Single-stranded RNA (ssRNA) Viruses

• Can be further categorized based on the polarity of RNA.
• There are two types of ssRNA viruses: positive-sense ssRNA (+ssRNA) and negative-sense ssRNA (-ssRNA).

Positive-sense ssRNA (+ssRNA) Viruses

• Their RNA can directly serve as a template for protein synthesis.
• Example: Coronaviruses, including the infamous SARS-CoV-2.

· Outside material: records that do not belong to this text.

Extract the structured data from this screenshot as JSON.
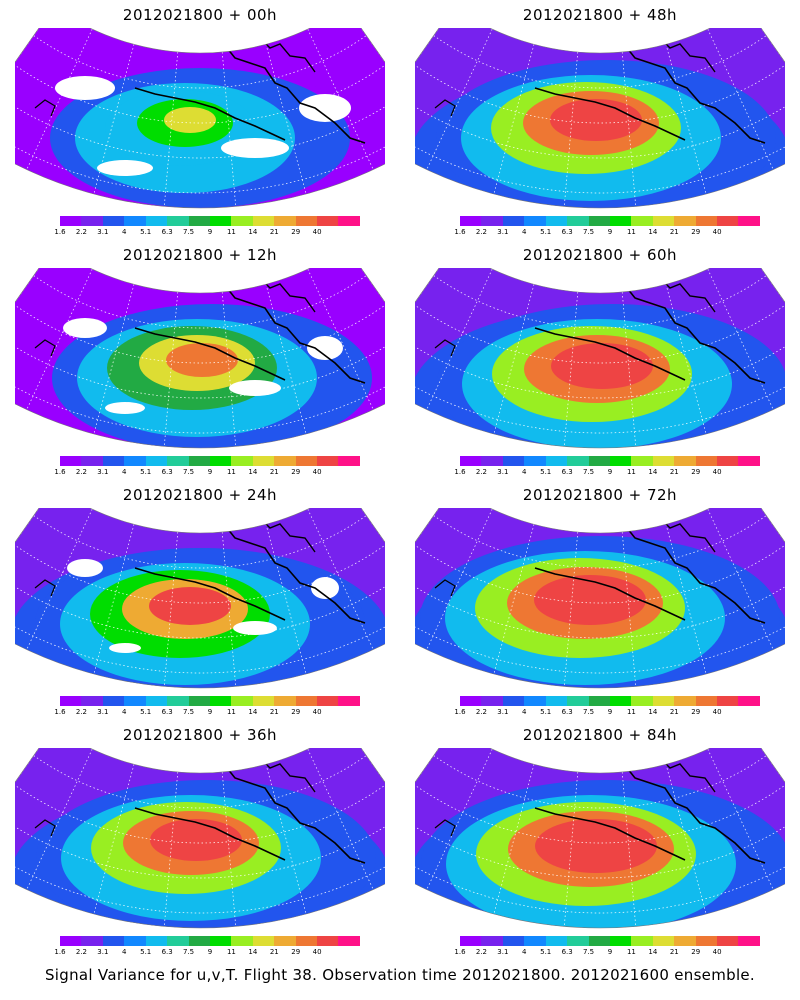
{
  "panels": [
    {
      "title": "2012021800 + 00h"
    },
    {
      "title": "2012021800 + 48h"
    },
    {
      "title": "2012021800 + 12h"
    },
    {
      "title": "2012021800 + 60h"
    },
    {
      "title": "2012021800 + 24h"
    },
    {
      "title": "2012021800 + 72h"
    },
    {
      "title": "2012021800 + 36h"
    },
    {
      "title": "2012021800 + 84h"
    }
  ],
  "colorbar": {
    "labels": [
      "1.6",
      "2.2",
      "3.1",
      "4",
      "5.1",
      "6.3",
      "7.5",
      "9",
      "11",
      "14",
      "21",
      "29",
      "40"
    ],
    "colors": [
      "#9900ff",
      "#7722ee",
      "#2255ee",
      "#1188ff",
      "#11bbee",
      "#22cc99",
      "#22aa44",
      "#00dd00",
      "#99ee22",
      "#dddd33",
      "#eeaa33",
      "#ee7733",
      "#ee4444",
      "#ff1188"
    ]
  },
  "caption": "Signal Variance for u,v,T. Flight 38. Observation time 2012021800. 2012021600 ensemble."
}
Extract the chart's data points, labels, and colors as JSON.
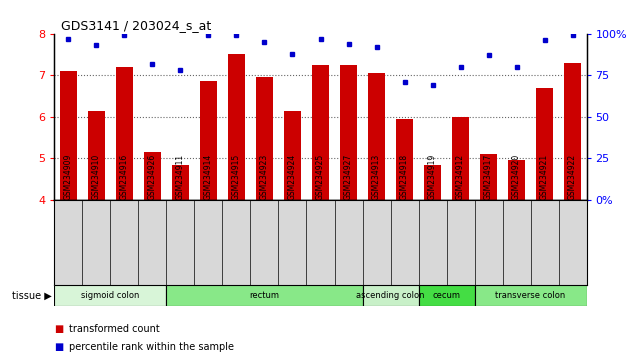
{
  "title": "GDS3141 / 203024_s_at",
  "samples": [
    "GSM234909",
    "GSM234910",
    "GSM234916",
    "GSM234926",
    "GSM234911",
    "GSM234914",
    "GSM234915",
    "GSM234923",
    "GSM234924",
    "GSM234925",
    "GSM234927",
    "GSM234913",
    "GSM234918",
    "GSM234919",
    "GSM234912",
    "GSM234917",
    "GSM234920",
    "GSM234921",
    "GSM234922"
  ],
  "transformed_counts": [
    7.1,
    6.15,
    7.2,
    5.15,
    4.85,
    6.85,
    7.5,
    6.95,
    6.15,
    7.25,
    7.25,
    7.05,
    5.95,
    4.85,
    6.0,
    5.1,
    4.95,
    6.7,
    7.3
  ],
  "percentile_ranks": [
    97,
    93,
    99,
    82,
    78,
    99,
    99,
    95,
    88,
    97,
    94,
    92,
    71,
    69,
    80,
    87,
    80,
    96,
    99
  ],
  "ylim": [
    4,
    8
  ],
  "yticks": [
    4,
    5,
    6,
    7,
    8
  ],
  "right_yticks": [
    0,
    25,
    50,
    75,
    100
  ],
  "right_ylabels": [
    "0%",
    "25",
    "50",
    "75",
    "100%"
  ],
  "bar_color": "#cc0000",
  "dot_color": "#0000cc",
  "tissue_groups": [
    {
      "label": "sigmoid colon",
      "start": 0,
      "end": 3,
      "color": "#d8f5d8"
    },
    {
      "label": "rectum",
      "start": 4,
      "end": 10,
      "color": "#88e888"
    },
    {
      "label": "ascending colon",
      "start": 11,
      "end": 12,
      "color": "#c8f0c8"
    },
    {
      "label": "cecum",
      "start": 13,
      "end": 14,
      "color": "#44dd44"
    },
    {
      "label": "transverse colon",
      "start": 15,
      "end": 18,
      "color": "#88e888"
    }
  ],
  "sample_bg_color": "#d8d8d8",
  "grid_color": "#666666"
}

Negative-sense ssRNA (-ssRNA) Viruses

• Their RNA must first be transcribed into a complementary positive-sense RNA by the viral RNA-dependent RNA polymerase enzyme.
• Examples: Influenza virus, which causes seasonal flu; Rabies virus, resulting in a deadly neurological disease.

Structural Diversity

• The structural components of viruses are crucial for protection, host recognition, and entry.
• The capsid, composed of protein subunits known as capsomers, envelopes the virus's genetic material.

Capsid Composition

• There are three types of capsids: helical, icosahedral, and complex.

Helical Capsids

• Resembling rods or threads, these capsids are cylindrical.
• Examples: Tobacco Mosaic Virus, which affects tobacco plants; Rabies virus.
• Function: The helical arrangement provides a protective shield for the nucleic acid.

Icosahedral Capsids

• Resembling 20-sided dice, these capsids are nearly spherical but polygonal.
• Examples: Polioviruses; Adenoviruses.
• Function: This compact shape offers a stable environment for the viral genetic material.

Complex Capsids

• These capsids exhibit both helical and icosahedral properties or might have additional components.
• Example: Bacteriophages.
• Function: Tail fibres in bacteriophages, for instance, aid in attaching to specific bacterial cells.

Viral Envelopes

• The presence or absence of an outer envelope further distinguishes viruses.

Enveloped Viruses

• Possess an outer lipid bilayer membrane, typically derived from the host cell's own membrane during viral replication or budding.
• Function: The envelope may contain viral proteins or glycoproteins essential for binding to host cells, facilitating viral entry.
• Examples: HIV, Influenza viruses.
• Vulnerability: They are more susceptible to environmental factors and detergents.

Non-enveloped Viruses

• Lacking the lipid bilayer, they're more robust structurally.
• Function: They rely on their capsid alone for protection and interaction with host cells.
• Examples: Norovirus, responsible for stomach flu; Rhinovirus, causing common cold.